É sem ponta de ironia que afirmo considerar um enorme privilégio ser hoje Embaixador de Portugal em Harare.
Colegas que aqui serviram no passado julgarão saber a que me refiro. E estão, em parte, certos: o clima ainda é fantástico; a cidade ainda é espaçosa, verde e acolhedora; o país ainda é lindíssimo; e as pessoas, apesar de em menor número devido à emigração forçosa de quase um terço da população, ainda são encantadoras. É verdade que o Zimbabué continua a ser um posto agradabilíssimo.
Mas mais do que agradável, este posto tornou-se, nos últimos anos, essencialmente pelas más razões, também muito interessante.
Para quem gosta do fenómeno político e de relações internacionais, é fascinante poder ser espetador destacado de um processo que tem feito parte integrante das agendas internacional e europeia.
É um pouco como participar na História, conhecer os seus integrantes e ter inclusivamente a veleidade de os influenciar. E tudo isto num ambiente de relativa segurança e conforto. Viver no Zimbabué constitui, para além do mais, uma intrigante viagem ao passado.
Quem, como eu, anda na casa dos 50, é aqui sistematicamente assaltado por flashbacks da sua juventude e infância. Seja pela retórica anticolonial e very sixties do discurso político do regime, seja pelo quotidiano de uma capital sem carros devido à falta de combustível, seja ainda pela experiência renovada de viver sem um sistema bancário, se não mesmo sem um sistema financeiro.
Como em outros países da região, Portugal é reconhecido no Zimbabué. Podemos não estar na primeira linha da ajuda internacional ao país, mas os zimbabueanos sabem quem nós somos. Os mais cultos e educados remetem-nos para os primeiros contactos que a civilização que é hoje o Zimbabué teve com europeus.

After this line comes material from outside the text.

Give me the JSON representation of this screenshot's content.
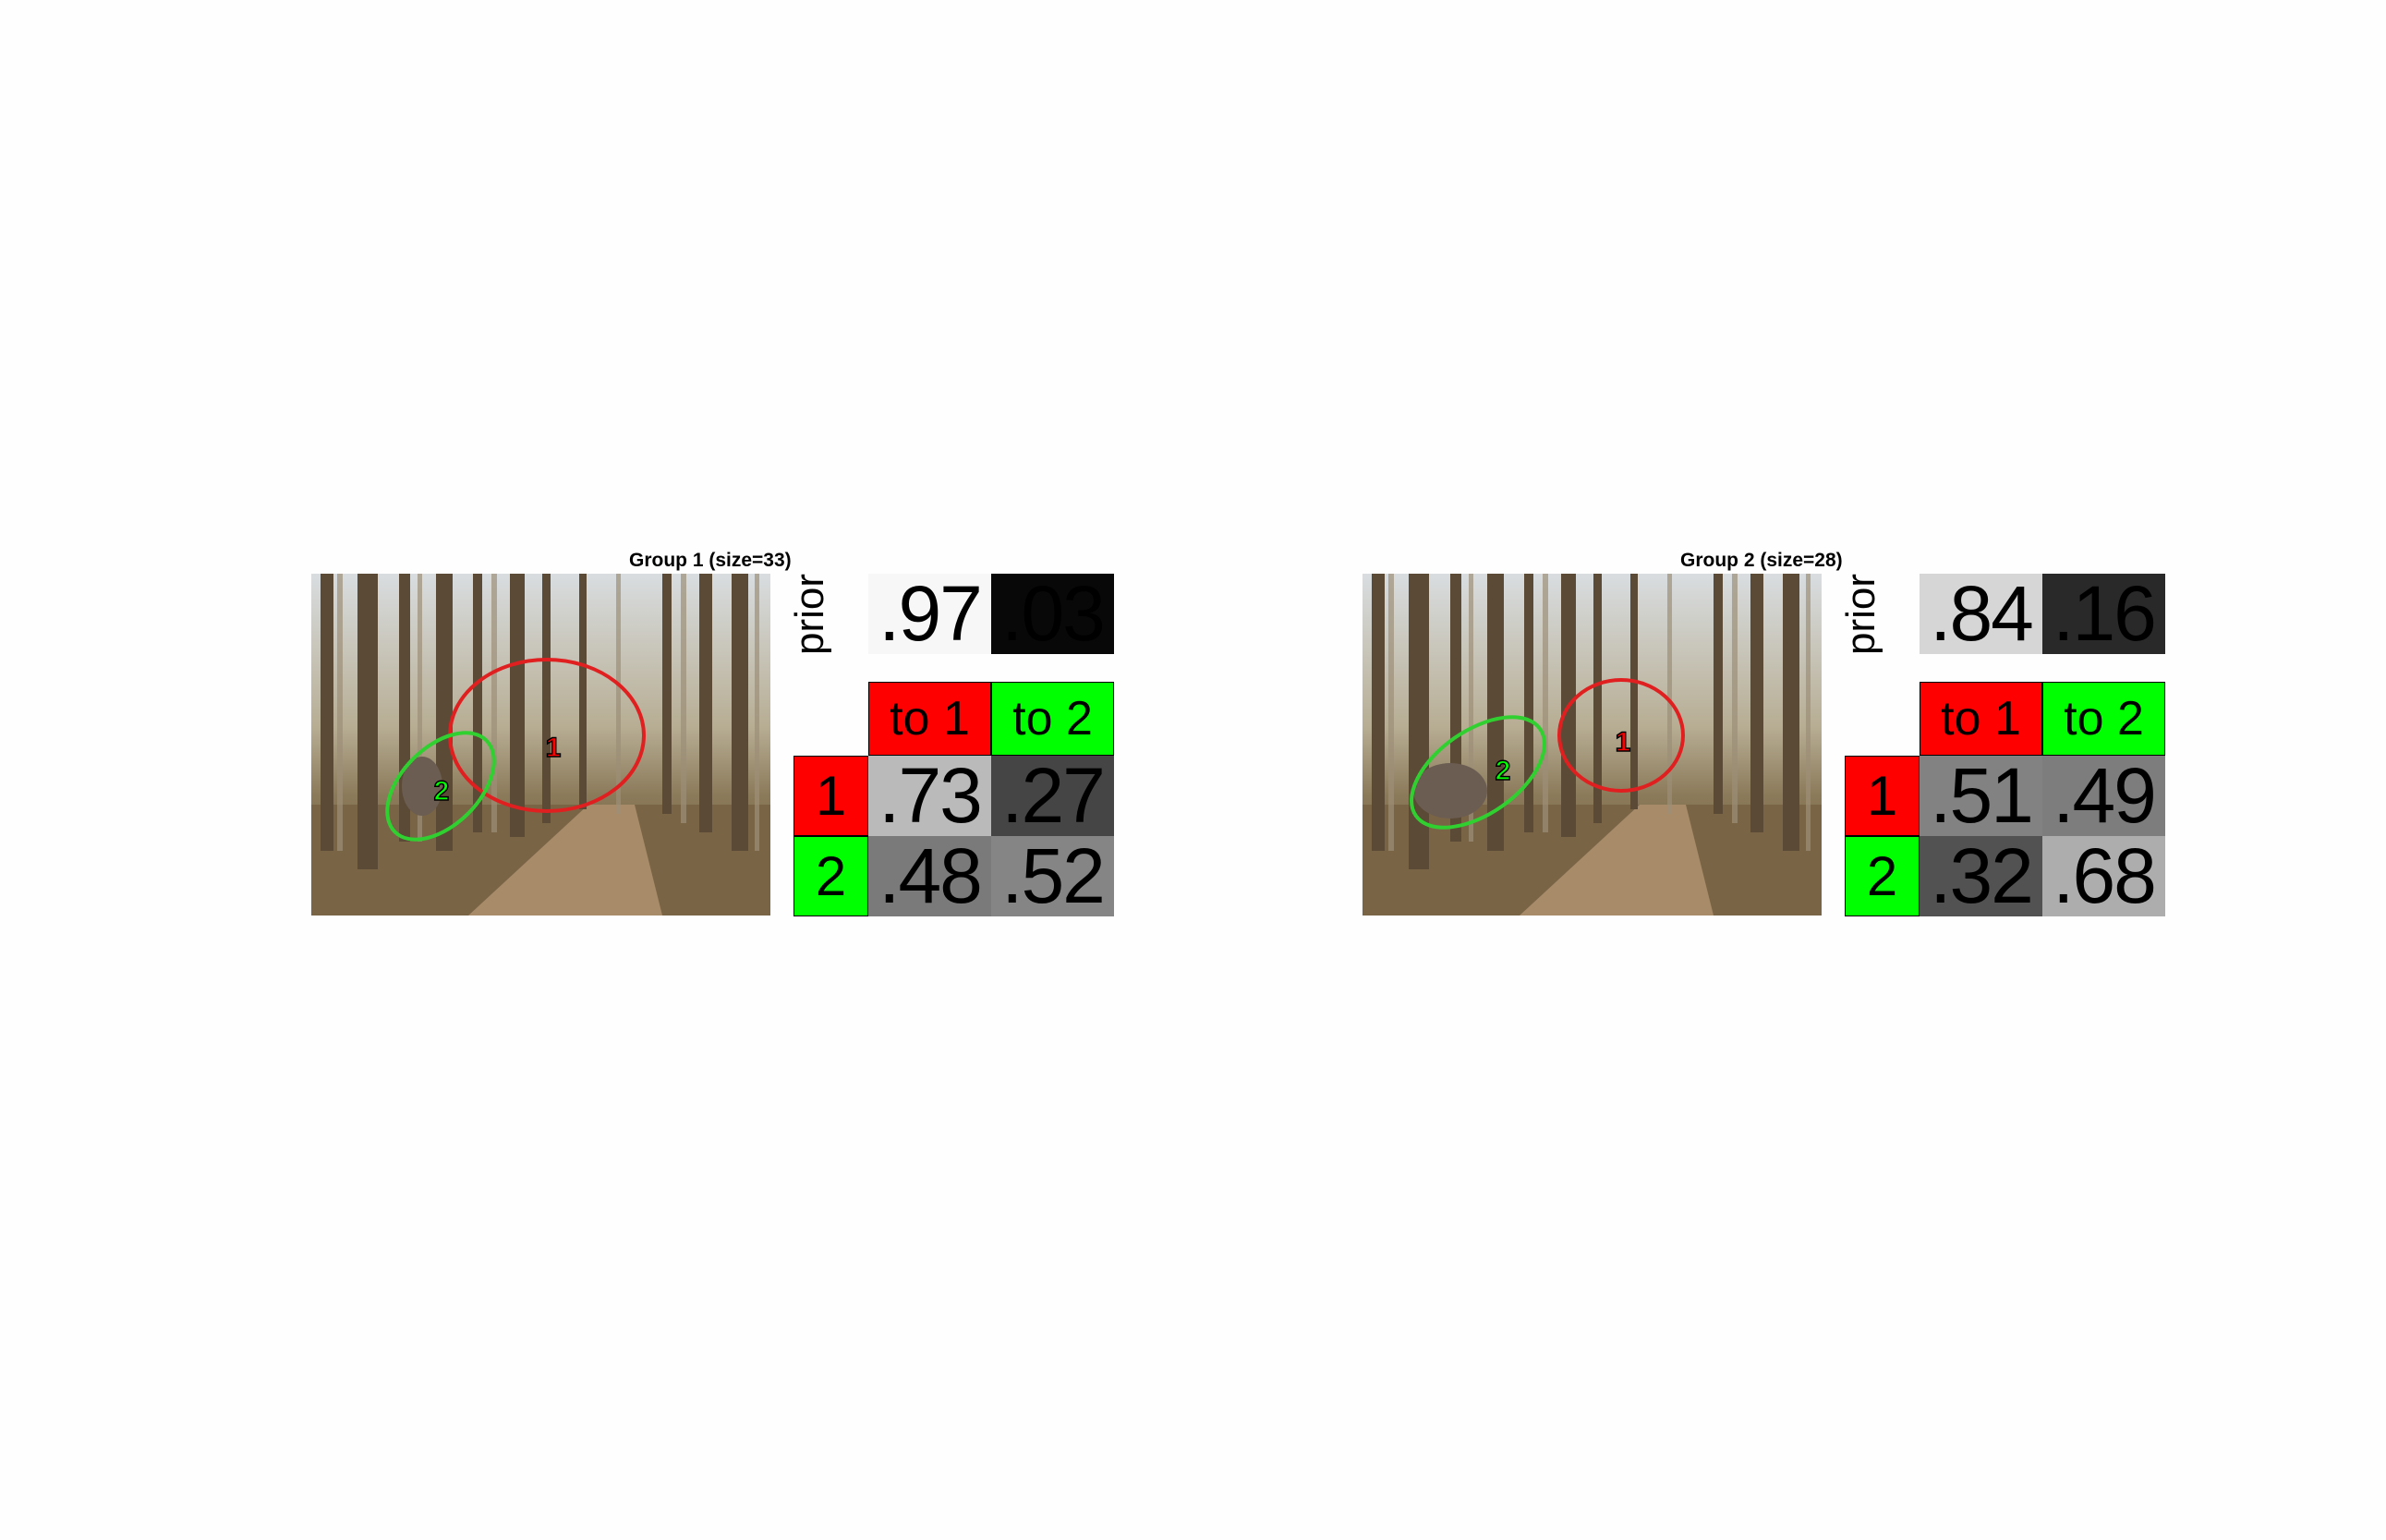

Assalta-lhes a nostalgia de tempos em que as relações com a Europa eram mutuamente vantajosas e que não estavam centradas em contenciosos. Invejam também o relacionamento que constatam termos com as nossas ex-colónias.
Não deixa, pois, de ser algo frustrante para o Embaixador em Harare que, num país onde dispomos de um grande capital de simpatia e de relações históricas relevantes, não possamos ter atualmente um sólido relacionamento bilateral. As razões são conhecidas e nelas não me irei deter. Fica a esperança de que uma evolução positiva do regime político do Zimbabué possa trazer a normalização dos seus relacionamentos externos, principalmente com a UE, e que tal permita a Portugal explorar o potencial existente, que passa muito também pelo interesse que aqui existe pela língua portuguesa.
É certo que o Zimbabué dificilmente alcançará um lugar cimeiro no rol de intimidades do nosso país. Faz, no entanto, parte daquele grupo de países com os quais sempre houve e haverá uma relação. Poderá ser, consoante as conjunturas, mais ou menos intensa do ponto de vista político e mais ou menos benéfica do ponto de vista económico.
Mas, por um número infindável de razões, o Zimbabué é um daqueles países que conta para Portugal e que continuará a contar no futuro. E qualquer Embaixador gosta de estar colocado em países que contam.